Para no dejar margen a dudas y en respuesta a sectores de la oposición de derecha, la dignataria ratificó que su compromiso con la Constitución es firme y no pretende extender su gestión bajo ninguna circunstancia.
“El 27 de enero estaré entregando y retirándome de mi período de gobierno como manda la Constitución: ni un día más ni un día menos”, recalcó.
En esa línea, apremió a las autoridades rectoras de la cuestionada contienda (CNE y Tribunal de Justicia Electoral) a contar los votos de todos los hondureños que acudieron a las urnas, tal y como lo estableció el Congreso Nacional (Parlamento).
De forma respetuosa, la mandataria instó a la CSJ a resolver la crisis y garantizar la obediencia a la voluntad del pueblo expresada en las urnas.
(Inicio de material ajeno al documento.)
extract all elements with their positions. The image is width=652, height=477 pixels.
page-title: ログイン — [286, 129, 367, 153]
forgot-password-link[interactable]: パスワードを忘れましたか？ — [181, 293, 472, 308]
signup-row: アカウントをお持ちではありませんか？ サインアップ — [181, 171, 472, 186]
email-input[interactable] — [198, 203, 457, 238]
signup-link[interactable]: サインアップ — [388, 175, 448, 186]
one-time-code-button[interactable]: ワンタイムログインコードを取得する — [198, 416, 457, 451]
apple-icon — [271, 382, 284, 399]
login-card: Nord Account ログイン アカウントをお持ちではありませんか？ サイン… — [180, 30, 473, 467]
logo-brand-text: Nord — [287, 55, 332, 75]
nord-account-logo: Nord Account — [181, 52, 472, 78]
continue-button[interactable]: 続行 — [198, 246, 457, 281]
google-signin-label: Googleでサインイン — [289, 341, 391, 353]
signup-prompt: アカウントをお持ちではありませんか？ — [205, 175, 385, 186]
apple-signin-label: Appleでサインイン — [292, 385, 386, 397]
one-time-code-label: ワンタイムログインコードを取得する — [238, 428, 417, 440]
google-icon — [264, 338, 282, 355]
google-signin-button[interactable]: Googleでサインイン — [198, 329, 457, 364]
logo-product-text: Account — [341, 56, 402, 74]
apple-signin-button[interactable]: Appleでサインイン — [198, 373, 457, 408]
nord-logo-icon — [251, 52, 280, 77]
Finalmente, opinó que se cumplieron con exactitud los 26 audios divulgados en octubre de 2025 por la Fiscalía, en los cuales se reveló un plan de la derecha para boicotear los comicios, en detrimento de un eventual triunfo del gobernante Partido Libertad y Refundación (izquierda).
Durante el fin de semana, Castro se refirió a su decisión de refrendar el decreto legislativo (lo que lo convirtió en ley), rechazado por el llamado bipartidismo, encarnado por los partidos Nacional y Liberal.
Entre las razones de su respaldo al dictamen mencionó que el CNE se negó injustificadamente a realizar el escrutinio de cuatro mil 774 actas, que representan el voto de un millón 558 mil 689 ciudadanos en los tres niveles electivos (presidencial, municipal y diputaciones), detalló.
Según su criterio, esta omisión usurpa la soberanía popular, al desconocer sin causa legal el voto de más de un millón de los 3,8 millones de hondureños que acudieron a las urnas.
Además, recordó que el organismo electoral no resolvió 292 impugnaciones presentadas en tiempo y forma a nivel nacional, relacionadas con inconsistencias, adulteración de actas, votos planchados y urnas infladas.